Die Koalition der Verantwortung

Aus dieser Umklammerung wollte und will Merz heraus. Man muss deshalb die Mittel, die er dafür in Kauf zu nehmen bereit war, auch weiterhin nicht billigen. Aber es ist weder Nazi-Sprech noch das Tor zur Hölle, wenn man darauf verweist, dass die Dinge bei der Suche nach demokratischen Mehrheiten aktuell eben so liegen, wie sie liegen. Verantwortung dafür tragen drei Parteien: die Merkel-CDU, die SPD, die schon lange keine Partei der kleinen Leute mehr ist, und die Grünen, die nicht lernen wollen, dass Verbote als Verbote erkannt werden, auch wenn man sie mit Tonnen von ideologischem Zuckerguss verkleistert. Und die FDP? Wird nur dann noch relevant sein, wenn sie die One-Man-Show Christian Lindner beendet.

Das beste Mittel, um die Zustimmung zur AfD zu verringern, ist eine erfolgreiche und vor allem verständliche Wirtschaftspolitik, in der Arbeit und Leistung mehr zählen als das bloße Verteilen in der jetzigen Steuer-Logik längst unbezahlbarer Wohltaten. Wer das umsetzen will und nicht nur behauptet, wird Deutschland den aktuell größten Dienst erweisen.

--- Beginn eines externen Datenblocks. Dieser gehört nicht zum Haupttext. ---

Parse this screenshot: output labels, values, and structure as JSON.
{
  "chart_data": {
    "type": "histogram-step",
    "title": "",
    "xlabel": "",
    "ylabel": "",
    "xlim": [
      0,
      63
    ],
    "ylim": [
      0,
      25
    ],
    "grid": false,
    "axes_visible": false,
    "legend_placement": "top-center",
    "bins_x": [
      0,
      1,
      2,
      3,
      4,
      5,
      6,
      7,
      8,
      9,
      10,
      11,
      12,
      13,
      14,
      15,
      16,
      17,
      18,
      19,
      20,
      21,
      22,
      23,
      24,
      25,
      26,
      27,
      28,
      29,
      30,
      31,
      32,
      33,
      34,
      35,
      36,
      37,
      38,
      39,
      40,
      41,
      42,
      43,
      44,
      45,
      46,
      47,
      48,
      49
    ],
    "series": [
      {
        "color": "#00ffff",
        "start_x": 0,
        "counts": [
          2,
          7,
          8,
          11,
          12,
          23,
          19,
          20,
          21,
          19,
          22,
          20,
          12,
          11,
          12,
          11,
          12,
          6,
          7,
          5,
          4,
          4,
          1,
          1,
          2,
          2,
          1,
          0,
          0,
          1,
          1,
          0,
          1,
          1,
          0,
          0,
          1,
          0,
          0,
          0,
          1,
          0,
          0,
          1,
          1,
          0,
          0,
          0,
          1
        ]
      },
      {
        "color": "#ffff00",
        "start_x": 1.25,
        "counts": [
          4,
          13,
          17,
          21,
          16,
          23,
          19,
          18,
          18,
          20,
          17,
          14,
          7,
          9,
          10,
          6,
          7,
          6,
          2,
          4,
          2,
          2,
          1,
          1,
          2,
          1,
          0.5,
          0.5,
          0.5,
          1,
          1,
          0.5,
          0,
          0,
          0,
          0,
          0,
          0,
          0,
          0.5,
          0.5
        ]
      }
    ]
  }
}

Friedrich Merz hat das erkannt. Wie auch den Umstand, dass er es alleine nicht schaffen wird. Aber es ist keiner demokratischen Partei verboten, sich ihm anzuschließen. Allerdings sollte man dafür heute Sätze vermeiden, die man morgen bereut. Frau Weidel wartet nämlich weiterhin auf ihre Chance. Sehr geduldig.